Osiris Ransomware

Osiris Ransomware is the new version of the infamous Locky Ransomware that was first detected almost a year before the emergence of Osiris. Both of these infections spread in the same way, and they share visual similarities. For one, both of these threats create BMP files that are very similar and that carry the same messages. So, were these infections created by the same cyber criminal? It is likely that they were; however, it is also possible that a third-party has used the source code of the original Locky Ransomware. In any case, we recommend deleting both versions of this malicious ransomware, and we discuss how to do that in this report. If you continue reading, you will learn how to remove Osiris Ransomware. You will also learn how to recognize this infection, as well as what steps you need to take regarding the encrypted files. If any questions pop up while reading this report, you can use the comments section below to present them.

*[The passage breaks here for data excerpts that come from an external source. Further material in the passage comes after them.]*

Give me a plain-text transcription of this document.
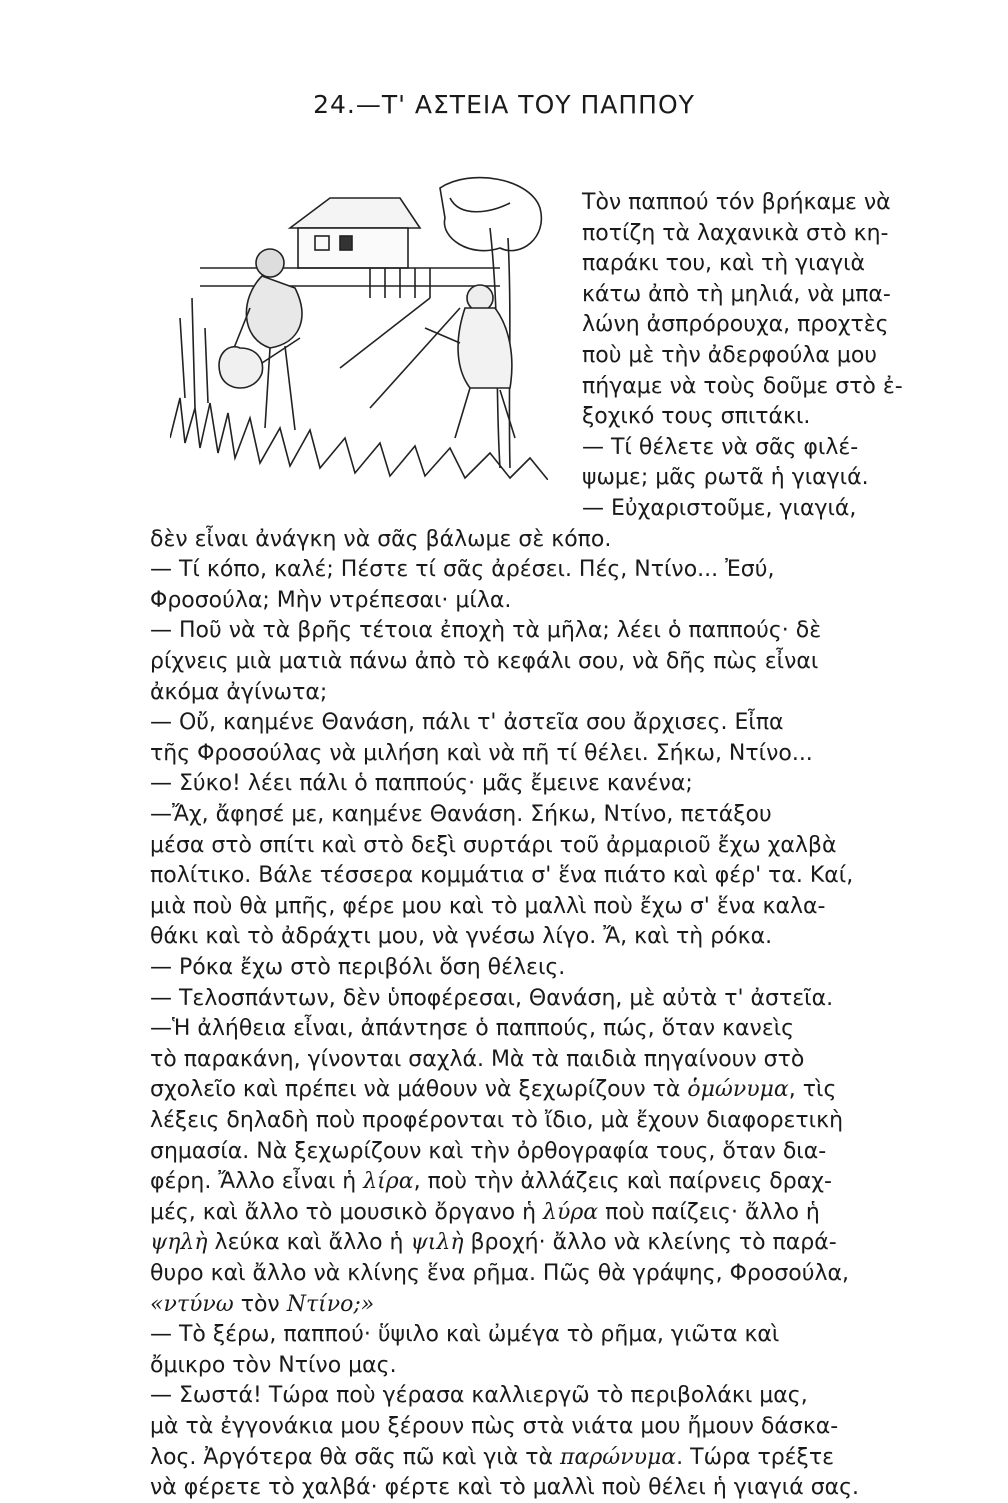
24.—Τ' ΑΣΤΕΙΑ ΤΟΥ ΠΑΠΠΟΥ
Τὸν παππού τόν βρήκαμε νὰ
ποτίζη τὰ λαχανικὰ στὸ κη-
παράκι του, καὶ τὴ γιαγιὰ
κάτω ἀπὸ τὴ μηλιά, νὰ μπα-
λώνη ἀσπρόρουχα, προχτὲς
ποὺ μὲ τὴν ἀδερφούλα μου
πήγαμε νὰ τοὺς δοῦμε στὸ ἐ-
ξοχικό τους σπιτάκι.
— Τί θέλετε νὰ σᾶς φιλέ-
ψωμε; μᾶς ρωτᾶ ἡ γιαγιά.
— Εὐχαριστοῦμε, γιαγιά,
δὲν εἶναι ἀνάγκη νὰ σᾶς βάλωμε σὲ κόπο.
— Τί κόπο, καλέ; Πέστε τί σᾶς ἀρέσει. Πές, Ντίνο... Ἐσύ,
Φροσούλα; Μὴν ντρέπεσαι· μίλα.
— Ποῦ νὰ τὰ βρῆς τέτοια ἐποχὴ τὰ μῆλα; λέει ὁ παππούς· δὲ
ρίχνεις μιὰ ματιὰ πάνω ἀπὸ τὸ κεφάλι σου, νὰ δῆς πὼς εἶναι
ἀκόμα ἀγίνωτα;
— Οὔ, καημένε Θανάση, πάλι τ' ἀστεῖα σου ἄρχισες. Εἶπα
τῆς Φροσούλας νὰ μιλήση καὶ νὰ πῆ τί θέλει. Σήκω, Ντίνο...
— Σύκο! λέει πάλι ὁ παππούς· μᾶς ἔμεινε κανένα;
—Ἄχ, ἄφησέ με, καημένε Θανάση. Σήκω, Ντίνο, πετάξου
μέσα στὸ σπίτι καὶ στὸ δεξὶ συρτάρι τοῦ ἀρμαριοῦ ἔχω χαλβὰ
πολίτικο. Βάλε τέσσερα κομμάτια σ' ἕνα πιάτο καὶ φέρ' τα. Καί,
μιὰ ποὺ θὰ μπῆς, φέρε μου καὶ τὸ μαλλὶ ποὺ ἔχω σ' ἕνα καλα-
θάκι καὶ τὸ ἀδράχτι μου, νὰ γνέσω λίγο. Ἄ, καὶ τὴ ρόκα.
— Ρόκα ἔχω στὸ περιβόλι ὅση θέλεις.
— Τελοσπάντων, δὲν ὑποφέρεσαι, Θανάση, μὲ αὐτὰ τ' ἀστεῖα.
—Ἡ ἀλήθεια εἶναι, ἀπάντησε ὁ παππούς, πώς, ὅταν κανεὶς
τὸ παρακάνη, γίνονται σαχλά. Μὰ τὰ παιδιὰ πηγαίνουν στὸ
σχολεῖο καὶ πρέπει νὰ μάθουν νὰ ξεχωρίζουν τὰ ὁμώνυμα, τὶς
λέξεις δηλαδὴ ποὺ προφέρονται τὸ ἴδιο, μὰ ἔχουν διαφορετικὴ
σημασία. Νὰ ξεχωρίζουν καὶ τὴν ὀρθογραφία τους, ὅταν δια-
φέρη. Ἄλλο εἶναι ἡ λίρα, ποὺ τὴν ἀλλάζεις καὶ παίρνεις δραχ-
μές, καὶ ἄλλο τὸ μουσικὸ ὄργανο ἡ λύρα ποὺ παίζεις· ἄλλο ἡ
ψηλὴ λεύκα καὶ ἄλλο ἡ ψιλὴ βροχή· ἄλλο νὰ κλείνης τὸ παρά-
θυρο καὶ ἄλλο νὰ κλίνης ἕνα ρῆμα. Πῶς θὰ γράψης, Φροσούλα,
«ντύνω τὸν Ντίνο;»
— Τὸ ξέρω, παππού· ὕψιλο καὶ ὠμέγα τὸ ρῆμα, γιῶτα καὶ
ὄμικρο τὸν Ντίνο μας.
— Σωστά! Τώρα ποὺ γέρασα καλλιεργῶ τὸ περιβολάκι μας,
μὰ τὰ ἐγγονάκια μου ξέρουν πὼς στὰ νιάτα μου ἤμουν δάσκα-
λος. Ἀργότερα θὰ σᾶς πῶ καὶ γιὰ τὰ παρώνυμα. Τώρα τρέξτε
νὰ φέρετε τὸ χαλβά· φέρτε καὶ τὸ μαλλὶ ποὺ θέλει ἡ γιαγιά σας.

According to our research, Osiris Ransomware is distributed with the help of spam emails. The launcher of this infection might be introduced to you as a harmless-looking file attached to an inconspicuous email. If you open this file, the ransomware is executed immediately, but you might not realize that. If you do not realize that your operating system was infected, you will not delete the infection before it encrypts your files. We have yet to confirm which encryption method is used; however, Locky Ransomware used both RSA and AES encryption algorithms to encrypt the files and the decryption key. It is likely that Osiris Ransomware operates in the exact same way, and the information in the ransom note might be true. Once the files are encrypted, they are renamed, and the new names might have over 40 random characters, as well as the “.osiris” extension at the end. Needless to say, having the files renamed might make it much more difficult to figure out which files were encrypted, and that is crucial in case you have some of your files backed up.

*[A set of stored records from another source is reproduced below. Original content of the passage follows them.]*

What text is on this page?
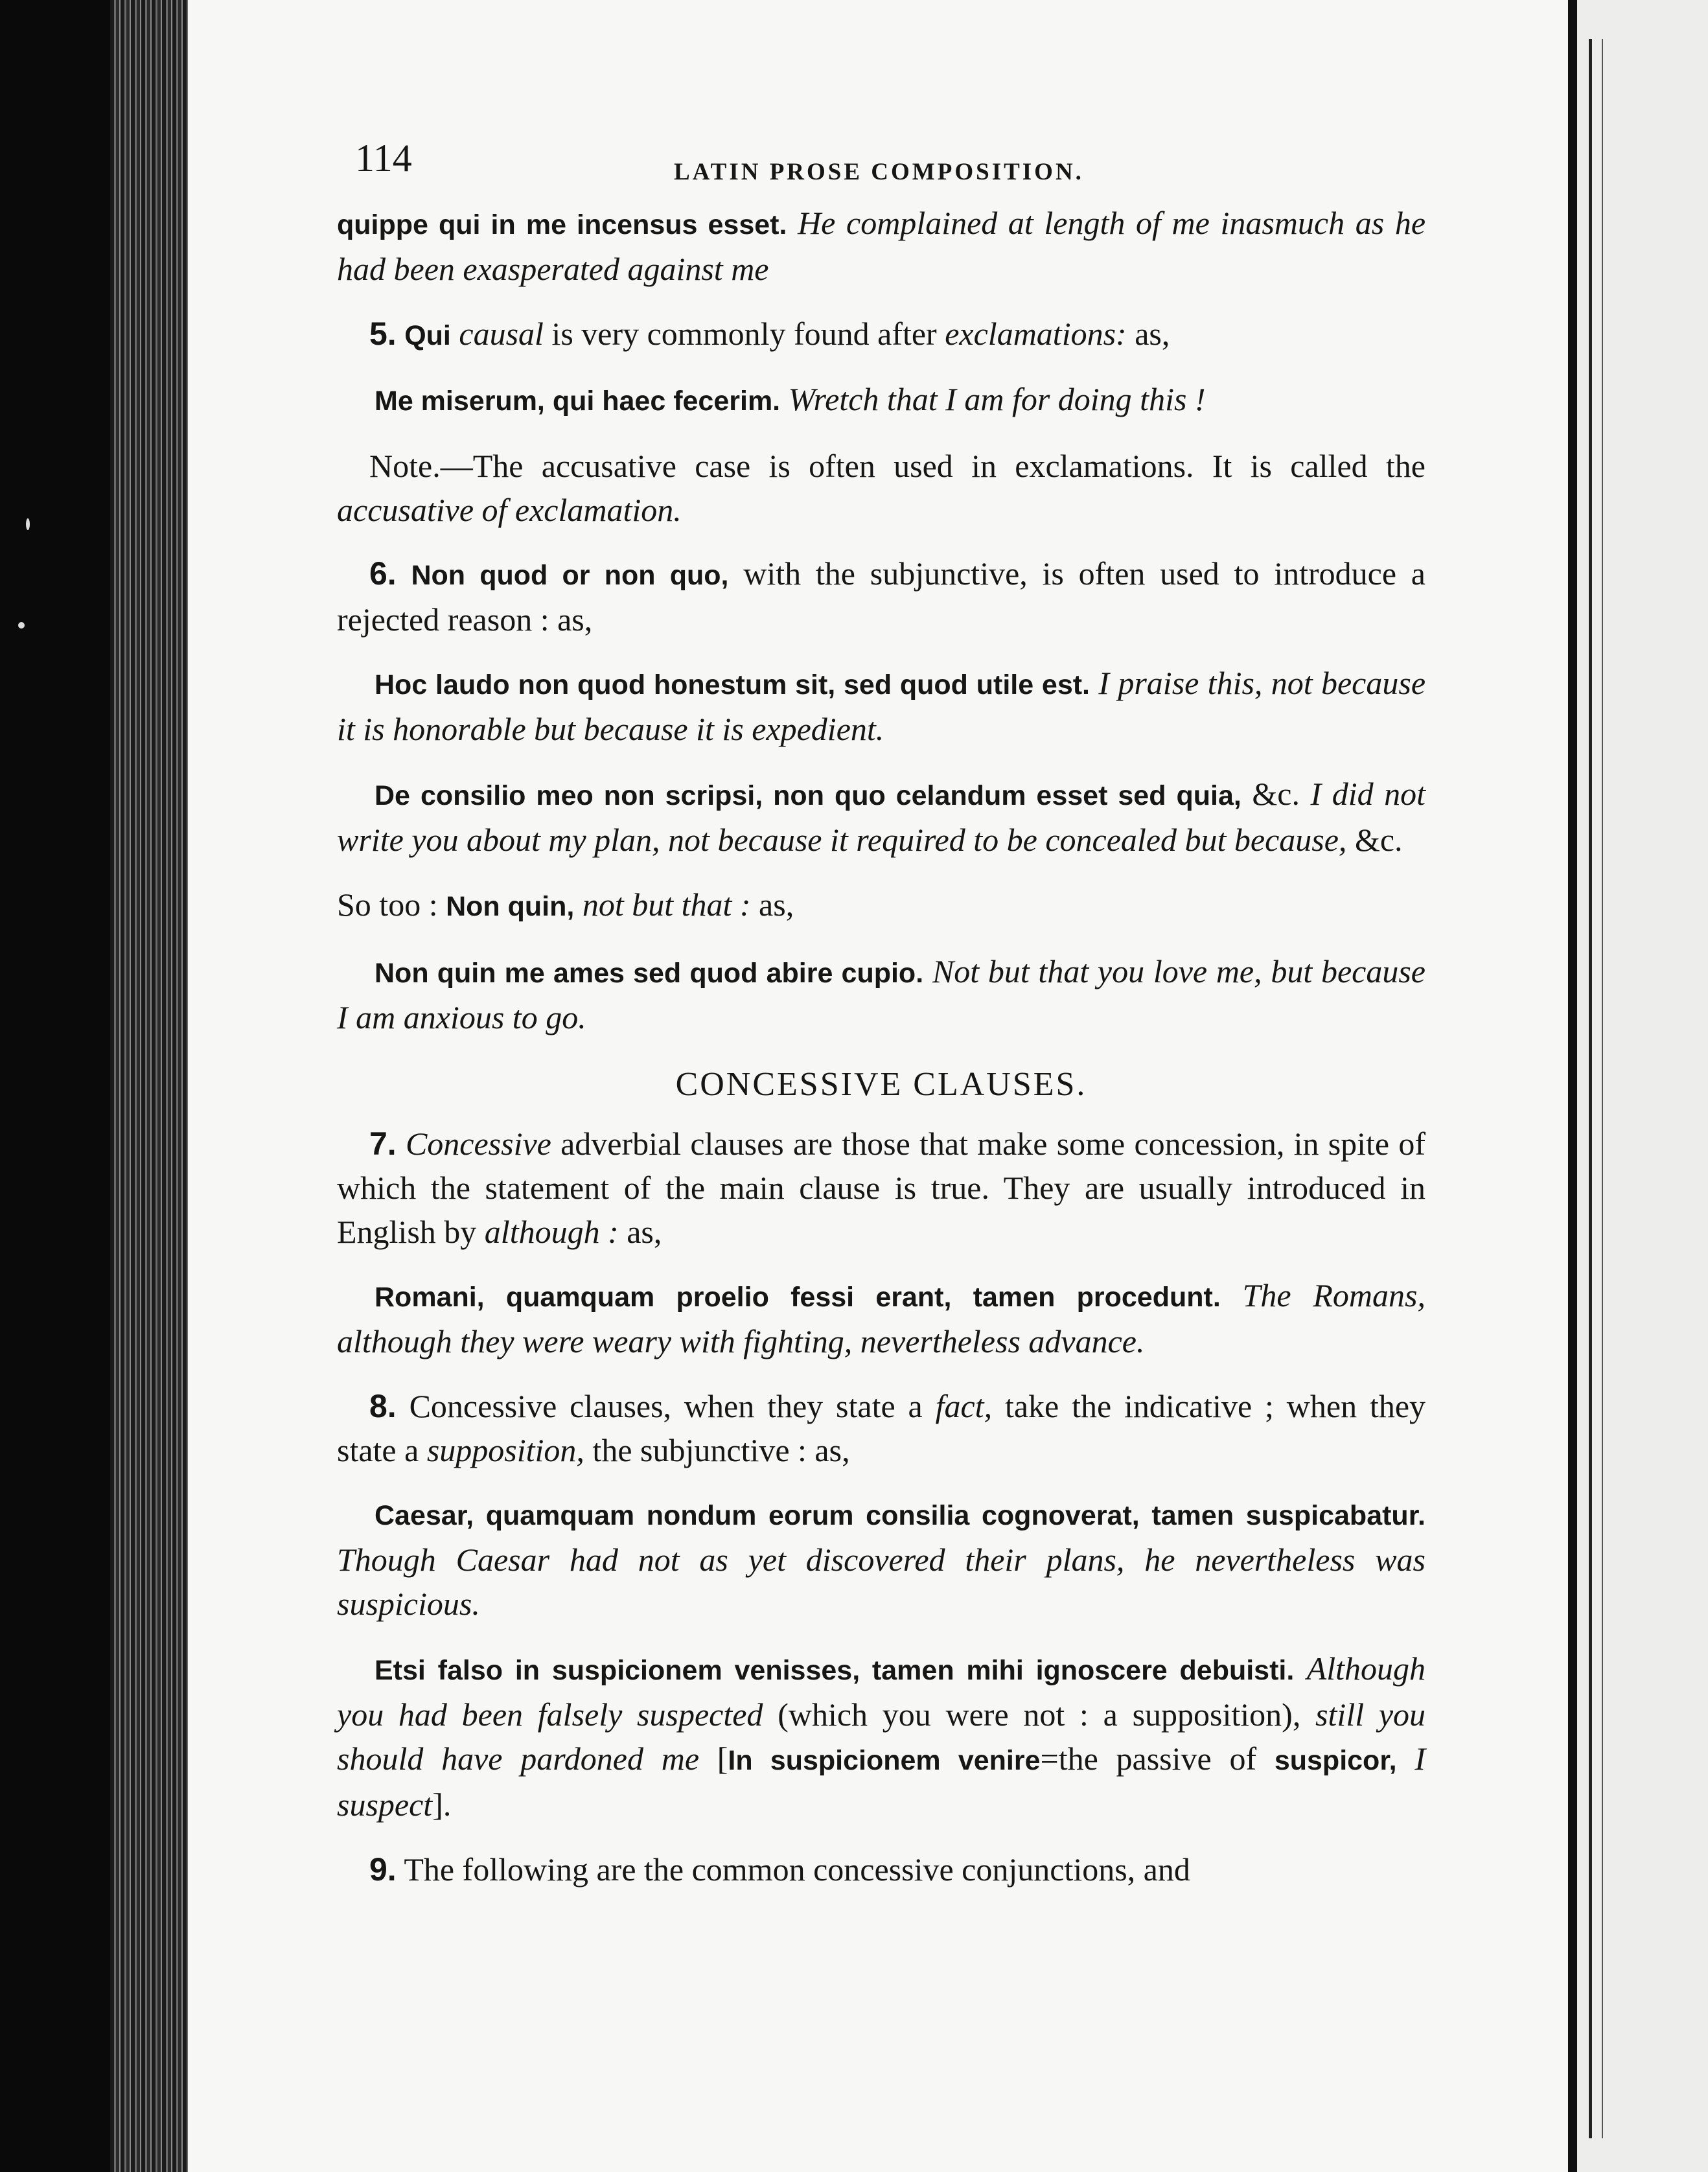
114	LATIN PROSE COMPOSITION.

quippe qui in me incensus esset. He complained at length of me inasmuch as he had been exasperated against me

5. Qui causal is very commonly found after exclamations: as,

Me miserum, qui haec fecerim. Wretch that I am for doing this !

Note.—The accusative case is often used in exclamations. It is called the accusative of exclamation.

6. Non quod or non quo, with the subjunctive, is often used to introduce a rejected reason : as,

Hoc laudo non quod honestum sit, sed quod utile est. I praise this, not because it is honorable but because it is expedient.

De consilio meo non scripsi, non quo celandum esset sed quia, &c. I did not write you about my plan, not because it required to be concealed but because, &c.

So too : Non quin, not but that : as,

Non quin me ames sed quod abire cupio. Not but that you love me, but because I am anxious to go.

CONCESSIVE CLAUSES.

7. Concessive adverbial clauses are those that make some concession, in spite of which the statement of the main clause is true. They are usually introduced in English by although : as,

Romani, quamquam proelio fessi erant, tamen procedunt. The Romans, although they were weary with fighting, nevertheless advance.

8. Concessive clauses, when they state a fact, take the indicative ; when they state a supposition, the subjunctive : as,

Caesar, quamquam nondum eorum consilia cognoverat, tamen suspicabatur. Though Caesar had not as yet discovered their plans, he nevertheless was suspicious.

Etsi falso in suspicionem venisses, tamen mihi ignoscere debuisti. Although you had been falsely suspected (which you were not : a supposition), still you should have pardoned me [In suspicionem venire=the passive of suspicor, I suspect].

9. The following are the common concessive conjunctions, and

Besides encrypting your personal files, Osiris Ransomware also creates its own files. One of them is the BMP file we mentioned before, and it is called “DesktopOSIRIS.bmp”. This file changes the background of your Desktop so that you would know what is happening as soon as the files are fully encrypted. According to the message, you need a “private key” and a “decrypt program” to have your files unlocked. It is stated that this software is stored on a secret server and that you can retrieve it if you install the Tor Browser, go to the provided page, and follow the instructions. We see the same message in the HTM file (“OSIRIS-[random characters].htm”) that is also created by the malicious Osiris Ransomware. If you follow the instructions as told, you will end up paying a ransom of 2 Bitcoins, which converts to around 1540 US Dollars or 1450 Euro. If you do not have that kind of money, there is not much you can do besides removing the ransomware and forgetting about your personal files, unless they are backed up!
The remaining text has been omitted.